Wow. I don't even know where to start. This chick is obviously in close proximity to a live train, but the point of view is schizophrenic at best. My metal-filled molars are screaming at the prospect of biting down on this hunk of foil. I'm pretty sure I loaded up at the romance buffet line that morning, with heaping piles of hotcakes and I-can't-believe-Fabio-isn't-here butter and purged it that evening all over this poor, unsuspecting note pad.

Peabody Nugget Number Two:
He'd never have noticed her, so ordinary was she, had the woman not drawn attention to herself by stumbling down the passenger car steps, creating a domino effect of passengers lying in a heap among luggage and stray accessories. She flipped her bonnet away from her forehead and glared back at the steps as if they'd awakened for her the sole purpose of her embarrassment and grabbed her a foot.

So I had trains on the brain for this conference. Sue me. The only redeeming thing here is that the heroine took a major digger off the platform. And that the hero was there to witness it and find amusement. Tripping is funny, people. Any way you slice it.

Peabody Nugget Number Three:
"A dramatic moment calls for an economy of words." -LaVyrle Spencer

Now this is a nugget worth remembering. Well worth the sacrificial pulp and ink. That it is attributed to one of my favorite romance authors is even better.

Peabody Nugget Number Four:
The worst blizzard Betty had seen in 3 decades slammed into the valley, ushering smothering the vally w/ a lacy white blanket of snow.

Betty lit a solitary candle.

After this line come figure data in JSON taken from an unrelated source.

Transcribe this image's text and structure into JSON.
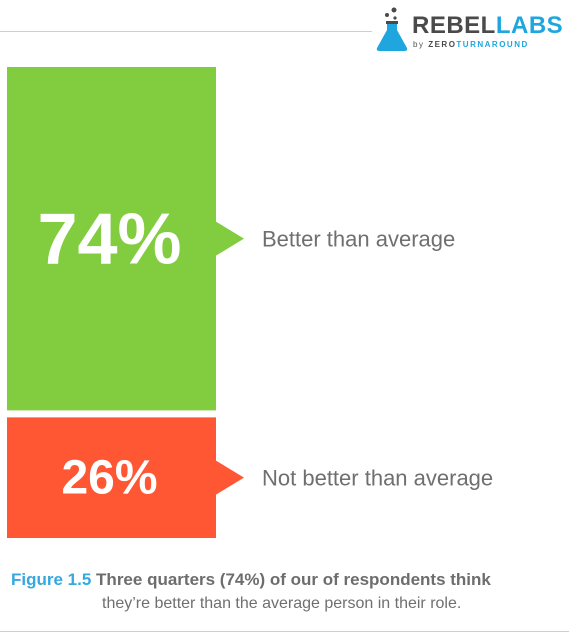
{
  "brand": {
    "name_part1": "REBEL",
    "name_part2": "LABS",
    "byline": "by",
    "company_part1": "ZERO",
    "company_part2": "TURNAROUND"
  },
  "colors": {
    "better": "#82cd3f",
    "not_better": "#ff5733",
    "label_text": "#6f6f6f",
    "caption_accent": "#35a9df"
  },
  "chart_data": {
    "type": "bar",
    "orientation": "stacked-vertical",
    "categories": [
      "Better than average",
      "Not better than average"
    ],
    "values": [
      74,
      26
    ],
    "value_labels": [
      "74%",
      "26%"
    ],
    "unit": "%",
    "legend": "none"
  },
  "caption": {
    "figure_number": "Figure 1.5",
    "title": "Three quarters (74%) of our of respondents think",
    "subtitle": "they’re better than the average person in their role."
  }
}
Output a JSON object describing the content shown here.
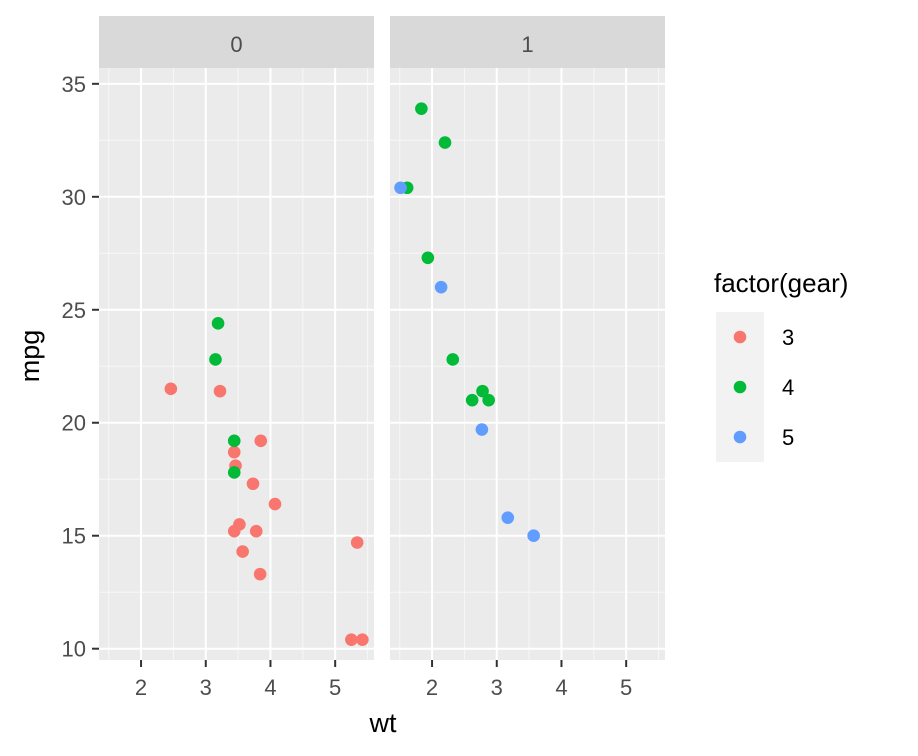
{
  "chart_data": {
    "type": "scatter",
    "xlabel": "wt",
    "ylabel": "mpg",
    "xlim": [
      1.35,
      5.6
    ],
    "ylim": [
      9.5,
      35.7
    ],
    "x_ticks": [
      2,
      3,
      4,
      5
    ],
    "y_ticks": [
      10,
      15,
      20,
      25,
      30,
      35
    ],
    "x_tick_labels": [
      "2",
      "3",
      "4",
      "5"
    ],
    "y_tick_labels": [
      "10",
      "15",
      "20",
      "25",
      "30",
      "35"
    ],
    "grid": true,
    "facet_var": "am",
    "facets": [
      {
        "label": "0",
        "points": [
          {
            "x": 2.46,
            "y": 21.5,
            "gear": "3"
          },
          {
            "x": 3.22,
            "y": 21.4,
            "gear": "3"
          },
          {
            "x": 3.44,
            "y": 18.7,
            "gear": "3"
          },
          {
            "x": 3.46,
            "y": 18.1,
            "gear": "3"
          },
          {
            "x": 3.57,
            "y": 14.3,
            "gear": "3"
          },
          {
            "x": 4.07,
            "y": 16.4,
            "gear": "3"
          },
          {
            "x": 3.73,
            "y": 17.3,
            "gear": "3"
          },
          {
            "x": 3.78,
            "y": 15.2,
            "gear": "3"
          },
          {
            "x": 5.25,
            "y": 10.4,
            "gear": "3"
          },
          {
            "x": 5.42,
            "y": 10.4,
            "gear": "3"
          },
          {
            "x": 5.34,
            "y": 14.7,
            "gear": "3"
          },
          {
            "x": 3.52,
            "y": 15.5,
            "gear": "3"
          },
          {
            "x": 3.44,
            "y": 15.2,
            "gear": "3"
          },
          {
            "x": 3.84,
            "y": 13.3,
            "gear": "3"
          },
          {
            "x": 3.85,
            "y": 19.2,
            "gear": "3"
          },
          {
            "x": 3.19,
            "y": 24.4,
            "gear": "4"
          },
          {
            "x": 3.15,
            "y": 22.8,
            "gear": "4"
          },
          {
            "x": 3.44,
            "y": 19.2,
            "gear": "4"
          },
          {
            "x": 3.44,
            "y": 17.8,
            "gear": "4"
          }
        ]
      },
      {
        "label": "1",
        "points": [
          {
            "x": 2.62,
            "y": 21.0,
            "gear": "4"
          },
          {
            "x": 2.875,
            "y": 21.0,
            "gear": "4"
          },
          {
            "x": 2.32,
            "y": 22.8,
            "gear": "4"
          },
          {
            "x": 2.2,
            "y": 32.4,
            "gear": "4"
          },
          {
            "x": 1.615,
            "y": 30.4,
            "gear": "4"
          },
          {
            "x": 1.835,
            "y": 33.9,
            "gear": "4"
          },
          {
            "x": 1.935,
            "y": 27.3,
            "gear": "4"
          },
          {
            "x": 2.78,
            "y": 21.4,
            "gear": "4"
          },
          {
            "x": 2.14,
            "y": 26.0,
            "gear": "5"
          },
          {
            "x": 1.513,
            "y": 30.4,
            "gear": "5"
          },
          {
            "x": 3.17,
            "y": 15.8,
            "gear": "5"
          },
          {
            "x": 2.77,
            "y": 19.7,
            "gear": "5"
          },
          {
            "x": 3.57,
            "y": 15.0,
            "gear": "5"
          }
        ]
      }
    ],
    "legend": {
      "title": "factor(gear)",
      "position": "right",
      "items": [
        {
          "label": "3",
          "color": "#F8766D"
        },
        {
          "label": "4",
          "color": "#00BA38"
        },
        {
          "label": "5",
          "color": "#619CFF"
        }
      ]
    },
    "colors": {
      "panel_background": "#EBEBEB",
      "grid_major": "#FFFFFF",
      "strip_background": "#D9D9D9",
      "tick_text": "#4D4D4D"
    }
  }
}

The flame dancinged in response to her heavy sigh, mirroring the pre-dawn dreariness just beyond the window. She glanced at the lifeless phone, then the light switch before her eyelids dropped with heaviness.

Poor Betty. No really. She's trapped in a cliché-storm where the earth's gravitational pull is conspiring against her and she has a telekinetic gift of which she is, apparently, unaware.


Why do I share these, you ask? Life has a way of sending messages when we most need to hear them. I needed to see these today to remind myself how far I have come as a writer. A gift of perspective not everyone gets.

I wish I could say I remember writing these Peabody nuggets. I don't. I remember the duck parade with more clarity. Yesterday, I reread chapter one from my current project. I don't remember writing much of that, either. Writing is a strange beast. It hijacks the mind and turns the body into a conduit for truth. Somewhere in this hijacked landscape waits a klutz, a house-bound frau, and a siren with red-flecked eyes who is sure to become someone's desire. Maybe one of them will step forward in my next thirty-thousand. Maybe not. For today I am thankful for the reminder.

What message did life send you today?